Dilek Sitesi dört katlıydı, yerine yapılanlar ise beş kat… Daireler 120-130 metrekareydi, şimdi 80-90 metrekareye düştü. Kura diye bir şey çıkardılar, ön cephede oturanlara arka cephe çıktı. Üstüne 150-200 bin para talep edileceği söyleniyor. Mağdurlar bayağı bir yere başvurdular ama burada medya susturulduğu için çok gündeme gelmedi. Ben de sana ismimi veremiyorum, çünkü yarın bana ‘o sen miydin, hadi çık bakalım’ diyebilirler.

Konteynır 21 metrekare… 3 metreye 7 metre… Kap kacak bir tane divan… İsyan etsem ne olacak? Kiralık ev arasan bulamıyorsun. Bizim Müslüman (!) halkımız fırsatçılık yaptığı için 2000-2500’den aşağıya ev bulamıyorsun. Burada 40 yıllık eski bina, nemden mahvolmuş, adam 1500-1600 kira istiyor. Depremden önce 400-500 lira istediği yere….

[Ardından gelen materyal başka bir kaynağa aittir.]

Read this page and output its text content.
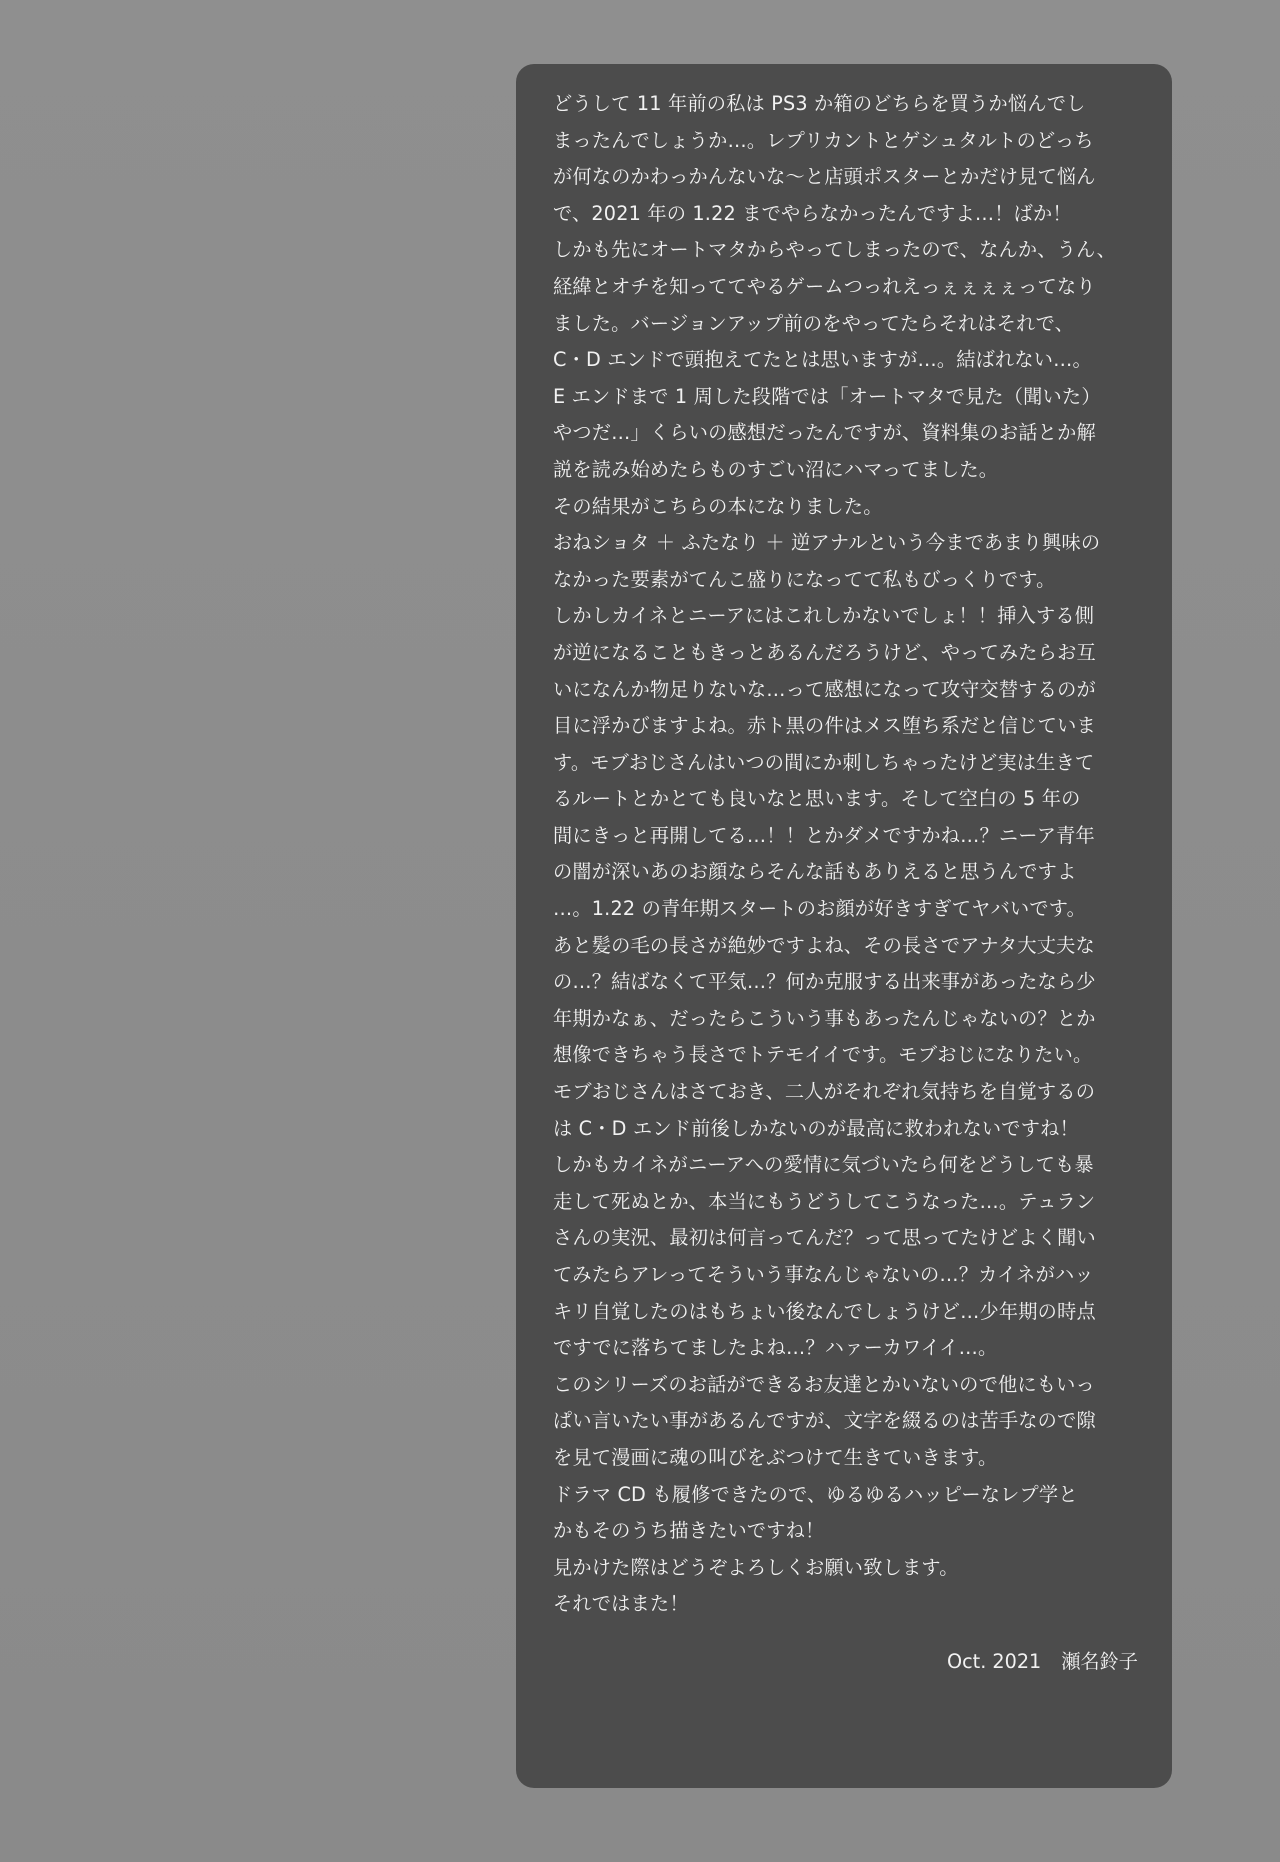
どうして 11 年前の私は PS3 か箱のどちらを買うか悩んでし
まったんでしょうか…。レプリカントとゲシュタルトのどっち
が何なのかわっかんないな～と店頭ポスターとかだけ見て悩ん
で、2021 年の 1.22 までやらなかったんですよ…！ばか！
しかも先にオートマタからやってしまったので、なんか、うん、
経緯とオチを知っててやるゲームつっれえっぇぇぇぇってなり
ました。バージョンアップ前のをやってたらそれはそれで、
C・D エンドで頭抱えてたとは思いますが…。結ばれない…。
E エンドまで 1 周した段階では「オートマタで見た（聞いた）
やつだ…」くらいの感想だったんですが、資料集のお話とか解
説を読み始めたらものすごい沼にハマってました。
その結果がこちらの本になりました。
おねショタ ＋ ふたなり ＋ 逆アナルという今まであまり興味の
なかった要素がてんこ盛りになってて私もびっくりです。
しかしカイネとニーアにはこれしかないでしょ！！挿入する側
が逆になることもきっとあるんだろうけど、やってみたらお互
いになんか物足りないな…って感想になって攻守交替するのが
目に浮かびますよね。赤ト黒の件はメス堕ち系だと信じていま
す。モブおじさんはいつの間にか刺しちゃったけど実は生きて
るルートとかとても良いなと思います。そして空白の 5 年の
間にきっと再開してる…！！とかダメですかね…？ニーア青年
の闇が深いあのお顔ならそんな話もありえると思うんですよ
…。1.22 の青年期スタートのお顔が好きすぎてヤバいです。
あと髪の毛の長さが絶妙ですよね、その長さでアナタ大丈夫な
の…？結ばなくて平気…？何か克服する出来事があったなら少
年期かなぁ、だったらこういう事もあったんじゃないの？とか
想像できちゃう長さでトテモイイです。モブおじになりたい。
モブおじさんはさておき、二人がそれぞれ気持ちを自覚するの
は C・D エンド前後しかないのが最高に救われないですね！
しかもカイネがニーアへの愛情に気づいたら何をどうしても暴
走して死ぬとか、本当にもうどうしてこうなった…。テュラン
さんの実況、最初は何言ってんだ？って思ってたけどよく聞い
てみたらアレってそういう事なんじゃないの…？カイネがハッ
キリ自覚したのはもちょい後なんでしょうけど…少年期の時点
ですでに落ちてましたよね…？ハァーカワイイ…。
このシリーズのお話ができるお友達とかいないので他にもいっ
ぱい言いたい事があるんですが、文字を綴るのは苦手なので隙
を見て漫画に魂の叫びをぶつけて生きていきます。
ドラマ CD も履修できたので、ゆるゆるハッピーなレプ学と
かもそのうち描きたいですね！
見かけた際はどうぞよろしくお願い致します。
それではまた！
Oct. 2021 瀬名鈴子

Buna da şükür, ev verdiler. Kızılay, AFAD gıda yardımı yapıyor. Elazığ’a dört yandan yardım yağmıştı. AFAD deposu yetmeyince, büyük firmaların depolarına istiflediler. Aylar geçiyor bize erzak gelmiyor. Vali görüyor, bu nedir diyor, burada duracağına halka dağıtın. Bize erzak dağıttılar, sonra da geri topladılar, tarihi geçtiği için… Olsun ya, canımızı zor kurtardığımıza seviniyoruz.

AFAD konteynerde kalanlardan bazılarına evinizi biter bitmez teslim edeceğiz dedi. Ama buradaki herkes ev sahibi değil ki? Kiracılar ne yapacak? Hiçbir açıklama yok. Söylenen şey, ‘başının çaresine bakacaksın’.

Malatya’da ‘orta hasarlı’ ev diye bir şey yok. Orta hasarlı ne demek yani? İçine girip oturayım mı? ‘Yok, biz o sorumluluğu almayız’. Girmeyeyim mi? ‘Yok, o konuda da bir şey söylemeyiz.’ ‘Sen güçlendirme yapacaksın.’ Onun için 50-60 bin lira para isteniyor. 50 senelik binanın neyini güçlendireceksin?”